Different ways of coding a bar chart
I have this bar chart in a web application which shows the number of new projects which are fulfilled each month. The data is extrapolated from scrutinizing a Projects table and the created_at column. The SQL is pretty simple:
select
convert(date, cast(year(created_at) as char(4)) + '-' + cast(month(created_at) as varchar(2)) + '-01') as date,
count(*) as count
from
projects
group by
year(created_at),
month(created_at)
order by
1, 2;
It does a count for each year/month and formats the date as the first of the month. For example:
date | count |
---|---|
2011-06-01 | 6 |
2011-07-01 | 11 |
2011-08-01 | 8 |
JavaScript + D3
In a Ruby on Rails web application I've written, I generate the bar chart using the D3.js library with 156 lines of JavaScript code I had to write. D3 is a lower level library which generates visualizations using SVG. Writing data visualizations this way is more difficult and requires more knowledge of the technologies involved. However, it is also the most flexible and interactive. Using html, css, and javascript you can make truly interactive visualizations. In this case, the bar chart does not require interactivity.
R + plot
Here's an example using a few lines of R code with plot:
library(RODBC);
channel <- odbcConnect("dsn", uid="uid", pwd="pwd");
query <- "
select
convert(date, cast(year(created_at) as char(4)) + '-' + cast(month(created_at) as varchar(2)) + '-01') as date,
count(*) as count
from
projects
group by
year(created_at),
month(created_at)
order by
1, 2;";
results <- sqlQuery(channel, query);
close(channel);
barplot(results$count,
main="New Projects per Month",
names.arg=as.Date(results$date),
xlab="Month",
ylab="# Projects",
col="#3d88ba");
Which produces this simple bar chart:
R + ggplot
Using gglot you can produce a better looking chart:
library(RODBC);
channel <- odbcConnect("dsn", uid="uid", pwd="pwd");
query <- "
select
convert(date, cast(year(created_at) as char(4)) + '-' + cast(month(created_at) as varchar(2)) + '-01') as date,
count(*) as count
from
projects
group by
year(created_at),
month(created_at)
order by
1, 2;";
results <- sqlQuery(channel, query);
close(channel);
library(ggplot2);
image <- ggplot(results, aes(x=date, y=count, fill=count)) +
geom_bar(stat="identity", position="dodge") +
geom_text(aes(label=count), vjust=1.5, colour="white",
position=position_dodge(.9), size=3) +
ggtitle("New Projects per Month") +
xlab("Date") +
ylab("# Projects") +
guides(fill=FALSE) +
theme(axis.text.x = element_text(angle=30, hjust=1, vjust=1));
Output:
Python + Pandas (via an IPython Notebook)

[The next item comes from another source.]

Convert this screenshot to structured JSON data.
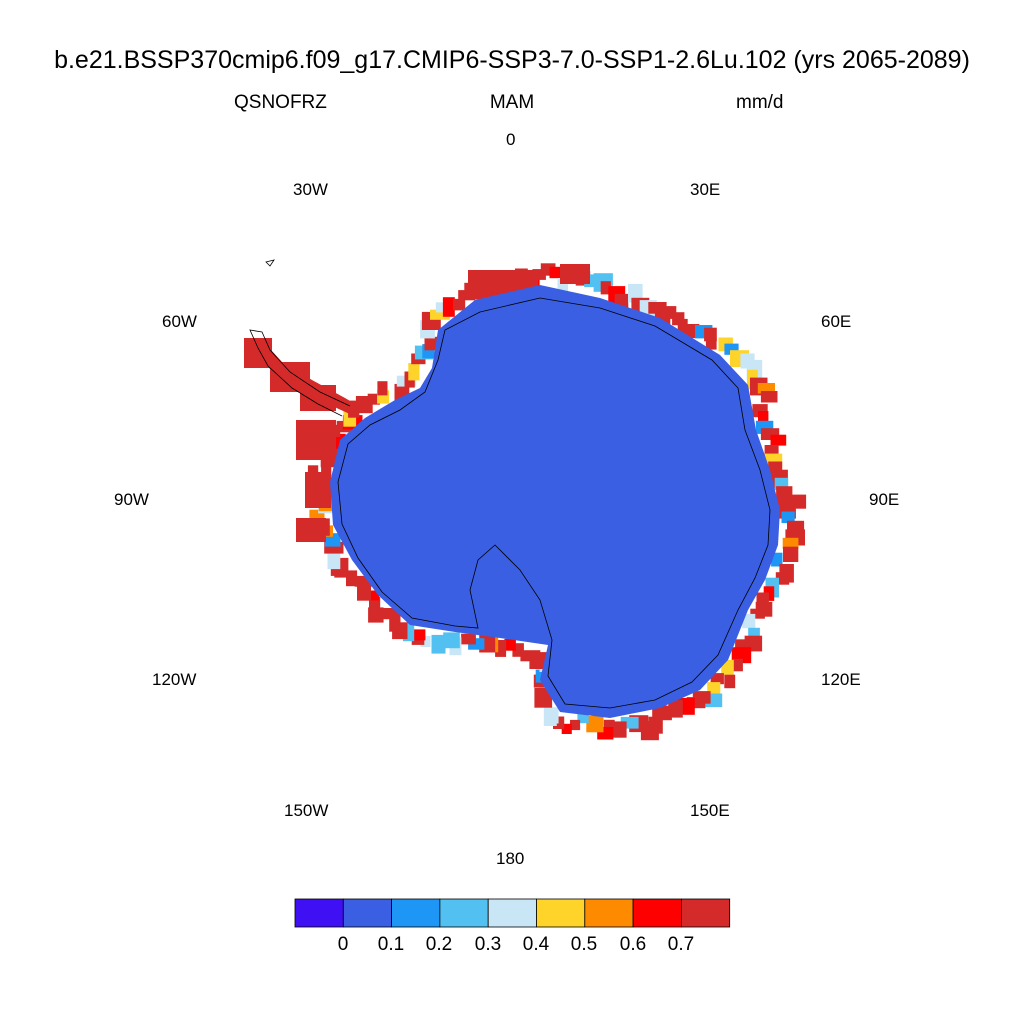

As with R, there are many ways to make the same bar chart in Python. Here’s one example using the Pandas library via an IPython Notebook:
import pyodbc
import pandas.io.sql as psql
dsn = 'dsn'
user = 'user'
password = 'password'
database = 'database'
con_string = 'DSN=%s;UID=%s;PWD=%s;DATABASE=%s;' % (dsn, user, password, database)
cnxn = pyodbc.connect(con_string)
cursor = cnxn.cursor()
sql = """
select
convert(date, cast(year(created_at) as char(4)) + '-' + cast(month(created_at) as varchar(2)) + '-01') as date,
count(*) as count
from
projects
group by
year(created_at),
month(created_at)
order by
1, 2;
"""
cursor.execute(query)
df = psql.frame_query(sql, cnxn)
cnxn.close()
df.plot(kind='bar', x='date', y='count')
What's great about IPython notebooks is that you can create a reproducible, step-by-step document which shows your inputs and outputs. It also supports various markup languages such as markdown and LaTeX. Many data scientists use Ipython notebooks to demonstrate a concept or to compliment a paper or thesis.